Hi everybody,
I’m planning or training a BARTQA model, but before training I would like to test how to actually generate an answer at inference time. I’ve looked through the documentation, but I couldn’t find an obvious answer. Can I do it using the BARTForQuestionAnswering model or do I have to use the BARTForConditionalGeneration model that has the generate() method?
Solving question-answering using Transformers is usually done in one of 2 ways:
either extractive, where the model predicts start_scores and end_scores. In other words, the model predicts which token it believes is at the start of the answer, and which token is at the end of the answer. This was introduced in the original BERT paper.
either generative, where the model simply generates the correct answer. This was introduced in the T5 paper, where they treated every NLP problem as a generative task.

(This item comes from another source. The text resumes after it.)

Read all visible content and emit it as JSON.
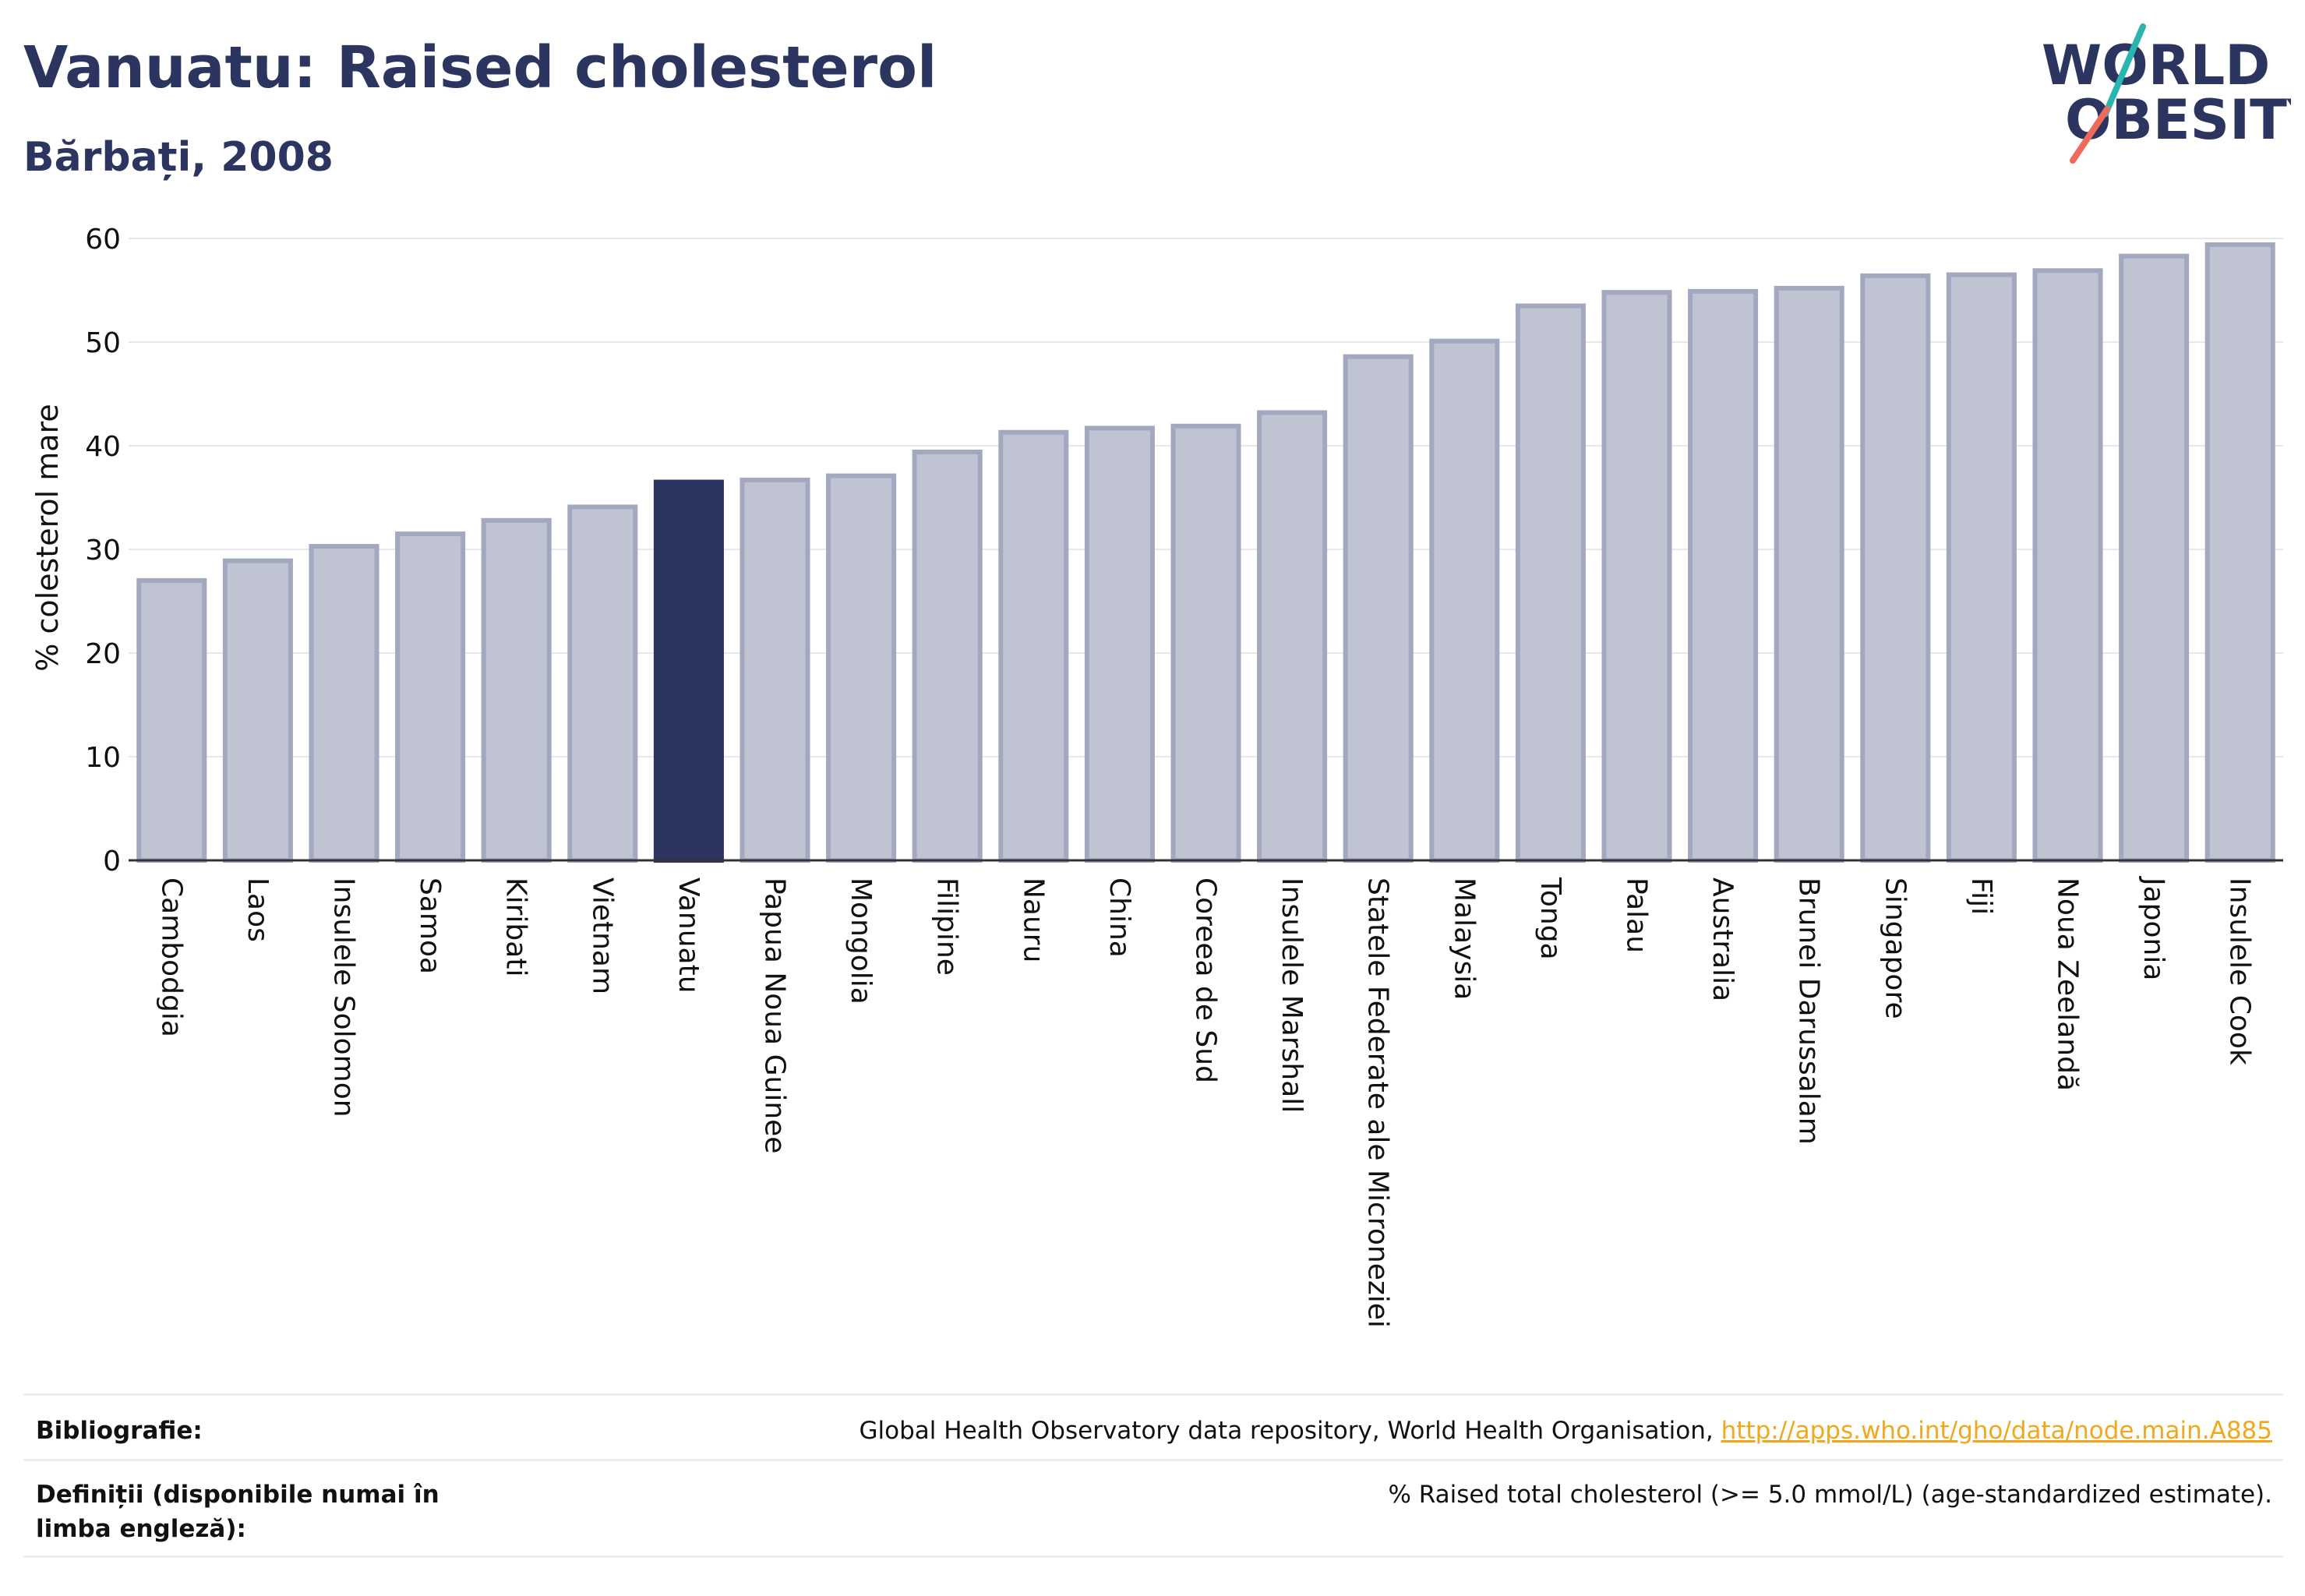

As BART is a seq2seq (encoder-decoder) model similar to T5, it makes sense to use BartForConditionalGeneration. You can indeed use the .generate() method at inference time to let it generate a predicted answer. However, BartForQuestionAnswering is also available in the library, meaning you can also use BART to do BERT-like extractive question answering.
If you ask me, option 2 is much simpler, and more “human-like”.
Isn’t BARTForConditionalGeneration trained for summarization, though? I’m going to finetune it but idk how much the model’s behaviour will change.
Thank you very much for your anwser!